Read a little deeper. This is a part of the investigations into the way in which p16 works in naked mole rats. If it isn't HWM-HA then it is something in its chain of relationships.

"When HMW-HA was removed, the cells became susceptible to tumors, confirming that the chemical did play a role in making naked mole rats cancer-proof. [The] team also identified the gene, named HAS2, responsible for making HMW-HA in the naked mole rat. Surprisingly, the naked mole rat gene was different from HAS2 in all other animals.

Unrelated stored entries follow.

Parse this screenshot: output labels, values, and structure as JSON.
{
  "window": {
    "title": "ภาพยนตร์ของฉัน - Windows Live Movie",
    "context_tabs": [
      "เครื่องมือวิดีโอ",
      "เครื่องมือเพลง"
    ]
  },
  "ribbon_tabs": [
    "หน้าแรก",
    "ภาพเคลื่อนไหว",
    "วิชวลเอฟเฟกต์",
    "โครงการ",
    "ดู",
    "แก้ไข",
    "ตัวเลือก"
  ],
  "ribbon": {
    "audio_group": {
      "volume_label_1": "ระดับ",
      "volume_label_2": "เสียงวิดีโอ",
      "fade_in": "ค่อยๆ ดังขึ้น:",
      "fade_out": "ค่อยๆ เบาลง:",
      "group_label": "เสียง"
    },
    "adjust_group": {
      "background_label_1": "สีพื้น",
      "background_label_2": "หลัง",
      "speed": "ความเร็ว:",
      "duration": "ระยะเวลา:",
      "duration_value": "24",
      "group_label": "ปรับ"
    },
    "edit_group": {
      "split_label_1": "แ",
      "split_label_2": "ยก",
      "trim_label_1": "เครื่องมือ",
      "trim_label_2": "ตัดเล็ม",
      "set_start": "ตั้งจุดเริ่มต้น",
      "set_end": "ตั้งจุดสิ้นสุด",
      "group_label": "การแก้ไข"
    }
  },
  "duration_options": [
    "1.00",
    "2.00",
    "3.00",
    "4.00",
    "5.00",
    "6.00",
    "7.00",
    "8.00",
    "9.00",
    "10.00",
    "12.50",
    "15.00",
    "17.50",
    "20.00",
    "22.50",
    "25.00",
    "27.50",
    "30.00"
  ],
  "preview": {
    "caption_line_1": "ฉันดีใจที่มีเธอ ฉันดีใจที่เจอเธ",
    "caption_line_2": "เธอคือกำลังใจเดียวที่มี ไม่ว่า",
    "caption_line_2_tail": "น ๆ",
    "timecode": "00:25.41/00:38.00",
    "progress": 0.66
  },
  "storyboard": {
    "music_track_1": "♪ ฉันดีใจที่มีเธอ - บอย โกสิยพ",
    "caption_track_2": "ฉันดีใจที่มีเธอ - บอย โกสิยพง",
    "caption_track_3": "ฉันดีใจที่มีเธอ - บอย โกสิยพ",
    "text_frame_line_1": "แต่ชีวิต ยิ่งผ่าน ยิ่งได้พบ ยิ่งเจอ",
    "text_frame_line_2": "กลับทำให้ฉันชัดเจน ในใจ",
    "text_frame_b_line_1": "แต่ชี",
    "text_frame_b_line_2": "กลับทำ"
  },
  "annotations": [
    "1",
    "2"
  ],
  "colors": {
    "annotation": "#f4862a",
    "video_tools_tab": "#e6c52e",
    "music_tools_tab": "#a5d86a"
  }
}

In addition naked mole rats were very slow at recycling HMW-HA, which contributed to the accumulation of the chemical in the animals' tissues. [Previously researchers] showed that the p16 gene in naked mole rats stopped the proliferation of cells when too many of them crowd together. In their latest work, the two biologists identified HMW-HA as the chemical that activates the anti-cancer response of the p16 gene."

I read the study, not just the article. (Perhaps you missed "elsewhere" in my statement above.)

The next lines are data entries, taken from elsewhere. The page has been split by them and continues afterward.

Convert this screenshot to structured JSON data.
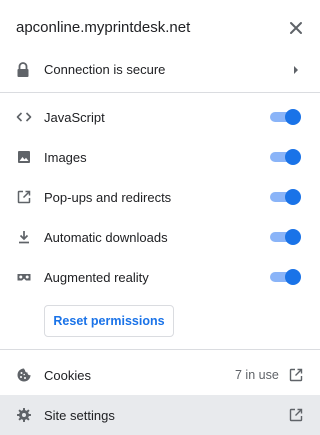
{
  "header": {
    "site": "apconline.myprintdesk.net",
    "close_icon": "close-icon"
  },
  "connection": {
    "label": "Connection is secure",
    "icon": "lock-icon"
  },
  "permissions": [
    {
      "label": "JavaScript",
      "icon": "code-icon",
      "enabled": true
    },
    {
      "label": "Images",
      "icon": "image-icon",
      "enabled": true
    },
    {
      "label": "Pop-ups and redirects",
      "icon": "popup-icon",
      "enabled": true
    },
    {
      "label": "Automatic downloads",
      "icon": "download-icon",
      "enabled": true
    },
    {
      "label": "Augmented reality",
      "icon": "ar-headset-icon",
      "enabled": true
    }
  ],
  "reset_button": "Reset permissions",
  "cookies": {
    "label": "Cookies",
    "count": "7 in use",
    "icon": "cookie-icon"
  },
  "site_settings": {
    "label": "Site settings",
    "icon": "gear-icon"
  },
  "colors": {
    "accent": "#1a73e8",
    "toggle_track": "#8ab4f8",
    "text": "#202124",
    "secondary_text": "#5f6368",
    "divider": "#dadce0",
    "hover_bg": "#e8eaed"
  }
}
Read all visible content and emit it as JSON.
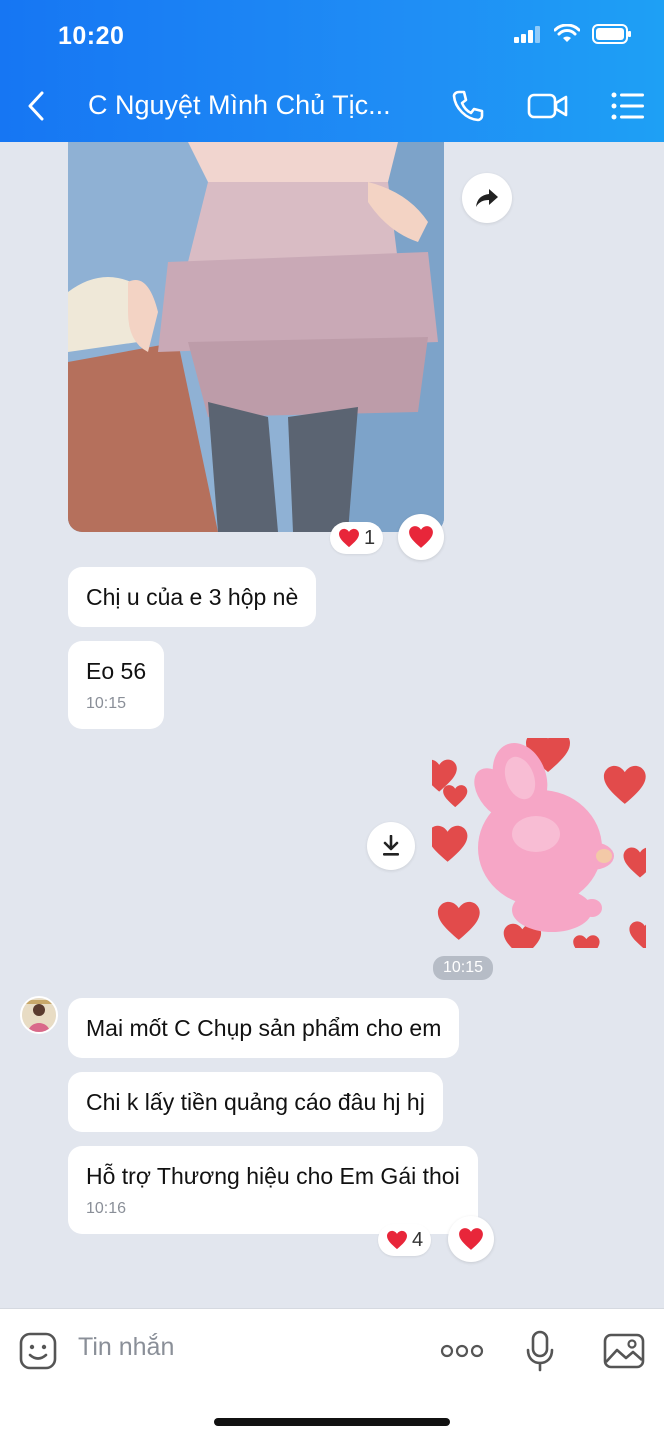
{
  "status_bar": {
    "time": "10:20"
  },
  "header": {
    "title": "C Nguyệt Mình Chủ Tịc..."
  },
  "photo_reactions": {
    "count": "1"
  },
  "messages": {
    "m1": {
      "text": "Chị u của e 3 hộp nè"
    },
    "m2": {
      "text": "Eo 56",
      "time": "10:15"
    },
    "sticker_time": "10:15",
    "m3": {
      "text": "Mai mốt C Chụp sản phẩm cho em"
    },
    "m4": {
      "text": "Chi k lấy tiền quảng cáo đâu hj hj"
    },
    "m5": {
      "text": "Hỗ trợ Thương hiệu cho Em Gái thoi",
      "time": "10:16"
    },
    "m5_reactions": {
      "count": "4"
    }
  },
  "composer": {
    "placeholder": "Tin nhắn"
  },
  "colors": {
    "header": "#1676f3",
    "chat_background": "#e2e6ee",
    "heart": "#e8263a",
    "sticker_pink": "#f6a6c6"
  },
  "icons": [
    "back-arrow-icon",
    "phone-icon",
    "video-call-icon",
    "menu-list-icon",
    "forward-icon",
    "heart-icon",
    "download-icon",
    "emoji-icon",
    "more-dots-icon",
    "microphone-icon",
    "image-icon"
  ]
}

Again, there are many steps before such a claim could be made, let alone before having a safe and effective "cure" using it. You can't just genetically engineer humans to manufacture and maintain large amounts of HWM-HA in their bloodstreams.

Weird, from what I get from https://en.wikipedia.org/wiki/Hyaluronic_acid#Functions hyaluran helps cell migrations (metastatis)...
If we can reliably cure it (let’s say immunotherapy advances or whatever), it might not be worth the risk of side effects from preventive manipulation.
Ok I'll state the obvious: people are not rats.
Of course, but if it's possible in one mammal, there's no real reason why it shouldn't be possible in another. I highly doubt that our vulnerability to cancer is somehow intrinsic to what makes us human.

This is obviously far off, but genetic modification opens up a whole new world of possibilities.

Maybe we should tell the scientists then. Apparently they've been doing it wrong for all these decades...
Naked mole rats aren't even rats, per se - they are the only species in its genus and the only known eusocial mammal. (I wonder if E. O. Wilson studied them?)